Nascido em 1460, filho de Jacques e Louise, casados por interesse, Bernard Gifford Huntington foi concebido para ser mais um peão no jogo de poder dos pais. Sua personalidade, no entanto, desenvolveu-se de maneira a ignorar o poder, influência e jogos do tipo; apenas fazer o que seu coração e sua justiça mandavam, realizar seus sonhos. Assim, ele e a família formavam uma situação praticamente paradoxal.

Quando completou a idade necessária para o início dos estudos, foi mandado para o Centro Estudantil Bruxo Parisiense, considerado na época como a melhor instituição de educação mágica da Europa. Lá, entendeu, finalmente, o quão ruim era a sua família, ao conviver com crianças proveninetes de outras. Entendeu a situação de seus colegas, que nem todos podiam ser como ele no quesito dinheiro. Ao contrário do que os pais queriam, ele viu o quanto tinha para crescer como pessoa e como bruxo.
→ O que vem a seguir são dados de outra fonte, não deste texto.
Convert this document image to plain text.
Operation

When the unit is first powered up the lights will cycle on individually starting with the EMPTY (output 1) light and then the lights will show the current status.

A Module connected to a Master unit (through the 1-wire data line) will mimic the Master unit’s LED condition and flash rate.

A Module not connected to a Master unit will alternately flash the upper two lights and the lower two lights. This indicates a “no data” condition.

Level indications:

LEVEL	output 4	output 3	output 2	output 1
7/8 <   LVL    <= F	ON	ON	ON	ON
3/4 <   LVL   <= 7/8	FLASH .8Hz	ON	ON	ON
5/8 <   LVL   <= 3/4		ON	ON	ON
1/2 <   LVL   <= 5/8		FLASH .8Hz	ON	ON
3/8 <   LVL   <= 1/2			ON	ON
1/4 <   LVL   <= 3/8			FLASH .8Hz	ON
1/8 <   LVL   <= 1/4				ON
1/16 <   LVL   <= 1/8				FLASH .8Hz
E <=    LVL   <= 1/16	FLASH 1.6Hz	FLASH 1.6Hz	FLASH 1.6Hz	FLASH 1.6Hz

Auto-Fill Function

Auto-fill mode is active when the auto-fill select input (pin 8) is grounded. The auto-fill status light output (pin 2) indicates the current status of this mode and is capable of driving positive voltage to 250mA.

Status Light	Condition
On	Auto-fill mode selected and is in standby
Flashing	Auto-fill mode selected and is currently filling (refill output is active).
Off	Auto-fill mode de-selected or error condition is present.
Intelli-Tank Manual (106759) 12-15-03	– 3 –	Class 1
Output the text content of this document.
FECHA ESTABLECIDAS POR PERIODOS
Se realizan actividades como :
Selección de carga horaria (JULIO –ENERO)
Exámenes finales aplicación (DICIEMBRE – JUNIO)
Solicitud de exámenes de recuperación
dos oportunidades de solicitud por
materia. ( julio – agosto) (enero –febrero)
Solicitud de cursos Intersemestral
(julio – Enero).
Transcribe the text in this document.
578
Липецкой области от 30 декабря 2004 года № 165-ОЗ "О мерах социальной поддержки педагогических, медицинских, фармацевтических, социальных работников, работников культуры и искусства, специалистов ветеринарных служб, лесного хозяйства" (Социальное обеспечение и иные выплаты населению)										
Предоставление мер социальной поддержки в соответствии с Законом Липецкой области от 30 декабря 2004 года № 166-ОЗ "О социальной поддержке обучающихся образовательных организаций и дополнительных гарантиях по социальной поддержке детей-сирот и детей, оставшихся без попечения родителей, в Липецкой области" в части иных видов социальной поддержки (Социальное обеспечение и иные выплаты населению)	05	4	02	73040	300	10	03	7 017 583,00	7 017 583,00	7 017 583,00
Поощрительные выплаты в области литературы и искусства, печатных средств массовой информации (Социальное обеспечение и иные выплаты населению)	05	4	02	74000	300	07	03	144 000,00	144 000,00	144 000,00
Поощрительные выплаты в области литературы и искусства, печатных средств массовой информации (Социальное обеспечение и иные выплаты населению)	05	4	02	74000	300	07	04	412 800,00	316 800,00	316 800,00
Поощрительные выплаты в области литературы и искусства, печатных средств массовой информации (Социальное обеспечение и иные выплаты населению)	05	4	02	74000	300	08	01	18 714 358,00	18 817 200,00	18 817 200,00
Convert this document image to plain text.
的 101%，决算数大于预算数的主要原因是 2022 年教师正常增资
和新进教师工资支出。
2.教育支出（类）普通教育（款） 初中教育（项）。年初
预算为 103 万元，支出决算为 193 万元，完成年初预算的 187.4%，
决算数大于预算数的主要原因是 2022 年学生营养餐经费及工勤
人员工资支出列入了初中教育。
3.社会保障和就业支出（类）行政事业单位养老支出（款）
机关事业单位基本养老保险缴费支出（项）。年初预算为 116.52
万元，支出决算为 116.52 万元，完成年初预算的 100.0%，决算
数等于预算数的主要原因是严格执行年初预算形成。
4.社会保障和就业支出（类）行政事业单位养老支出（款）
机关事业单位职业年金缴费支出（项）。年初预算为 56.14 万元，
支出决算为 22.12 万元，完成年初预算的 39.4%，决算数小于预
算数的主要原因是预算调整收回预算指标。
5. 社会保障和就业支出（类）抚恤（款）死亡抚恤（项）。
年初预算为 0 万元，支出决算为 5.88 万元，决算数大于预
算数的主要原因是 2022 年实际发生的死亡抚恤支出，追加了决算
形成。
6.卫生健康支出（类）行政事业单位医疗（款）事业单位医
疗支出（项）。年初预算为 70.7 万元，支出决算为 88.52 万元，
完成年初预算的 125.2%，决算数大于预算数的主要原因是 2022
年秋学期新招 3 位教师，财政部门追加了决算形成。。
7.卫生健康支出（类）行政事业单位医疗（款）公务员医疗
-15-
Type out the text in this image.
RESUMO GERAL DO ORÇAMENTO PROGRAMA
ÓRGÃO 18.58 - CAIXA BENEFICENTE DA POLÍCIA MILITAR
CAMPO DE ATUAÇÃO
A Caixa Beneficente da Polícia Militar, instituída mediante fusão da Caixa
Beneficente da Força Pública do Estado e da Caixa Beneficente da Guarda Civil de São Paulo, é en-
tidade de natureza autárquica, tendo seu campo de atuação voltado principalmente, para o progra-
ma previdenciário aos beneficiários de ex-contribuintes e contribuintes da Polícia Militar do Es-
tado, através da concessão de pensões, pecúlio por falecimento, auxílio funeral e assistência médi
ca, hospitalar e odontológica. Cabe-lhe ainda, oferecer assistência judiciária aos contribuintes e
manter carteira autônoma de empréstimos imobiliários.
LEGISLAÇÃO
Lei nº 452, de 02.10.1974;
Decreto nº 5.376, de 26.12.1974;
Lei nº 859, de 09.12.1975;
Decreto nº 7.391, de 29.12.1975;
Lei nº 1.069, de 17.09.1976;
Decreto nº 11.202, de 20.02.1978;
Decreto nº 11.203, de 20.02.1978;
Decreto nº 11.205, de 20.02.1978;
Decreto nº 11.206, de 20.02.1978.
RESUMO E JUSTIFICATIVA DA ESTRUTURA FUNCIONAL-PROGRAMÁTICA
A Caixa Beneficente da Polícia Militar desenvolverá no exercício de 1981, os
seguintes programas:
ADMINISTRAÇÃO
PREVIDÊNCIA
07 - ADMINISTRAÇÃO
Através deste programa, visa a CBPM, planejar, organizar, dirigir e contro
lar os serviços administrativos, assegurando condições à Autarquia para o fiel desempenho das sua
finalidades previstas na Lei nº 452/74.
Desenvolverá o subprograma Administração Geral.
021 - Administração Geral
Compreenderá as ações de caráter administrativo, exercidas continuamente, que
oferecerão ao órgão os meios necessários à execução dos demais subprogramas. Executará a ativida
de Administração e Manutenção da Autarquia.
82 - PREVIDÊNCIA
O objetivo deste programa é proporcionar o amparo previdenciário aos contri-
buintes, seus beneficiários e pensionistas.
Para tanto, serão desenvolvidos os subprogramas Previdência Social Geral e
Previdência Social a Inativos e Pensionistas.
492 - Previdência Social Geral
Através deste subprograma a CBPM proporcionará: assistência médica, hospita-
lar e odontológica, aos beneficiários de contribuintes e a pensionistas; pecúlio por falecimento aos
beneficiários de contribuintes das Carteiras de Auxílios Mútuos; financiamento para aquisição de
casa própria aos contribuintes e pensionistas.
À medida que se soltava e se abria para os outros, acabava atraindo mais e mais gente, formando logo um círculo de bons amigos e uma vasta lista de conhecidos. Os colegas diziam que ele possuía uma energia tão forte, como se fosse uma aura de carisma, que fazia com que as pessoas tivessem vontade de conhecê-lo, ou que simpatizassem com o garoto logo no primeiro encontro. Também, sua confiança em si mesmo e nos outros, somada a sua coragem, passavam uma idéia de segurança que era reconfortante para a maioria das pessoas. Logo, ele se tornou consciente do mundo a seu redor, da existência da inquisição e das mortes que ela operou. Percebeu como havia sido manipulado, como tinha idéias erradas, como era mimado. Nunca lhe faltara nada e ele sempre pedia mais; não pensara que havia pessoas que tinham muito menos, mas que vivam felizes.

Voltou para casa transformado. Ir para casa tornava-se um martírio; o Centro, o paraíso. Quando se formou, havia se tornado um homem excepcional, ou pelo menos digno de respeito. Terminou os estudos como o melhor aluno em Ilusões, conseguindo enganar até o próprio professor, quando criara uma ilusão de si próprio para poder gazear as aulas com mais tranqüilidade. Tornou-se ótimo em feitiços e em Defesa Contra as Artes das Trevas. Ele não estudava muito e não se esforçava para os estudos; simplesmente tinha mais aptidão para essas áreas (tanto que, nas outras matérias, era quase uma negação). Como pessoa, também mudara muito. Tornara-se consideravelmente bonito, politicamente contestador e incrivelmente valente. Do garotinho alienado, virara alguém com conhecimentos gerais sobre tudo, uma pessoa boa para manter uma conversa. Ainda era bravo, cativante, transparente, de caráter firme, com princípios, cheio de honestidade e simplicidade – um líder nato. Seu único defeito e fraqueza eram as mulheres – ele era mulherengo por natureza.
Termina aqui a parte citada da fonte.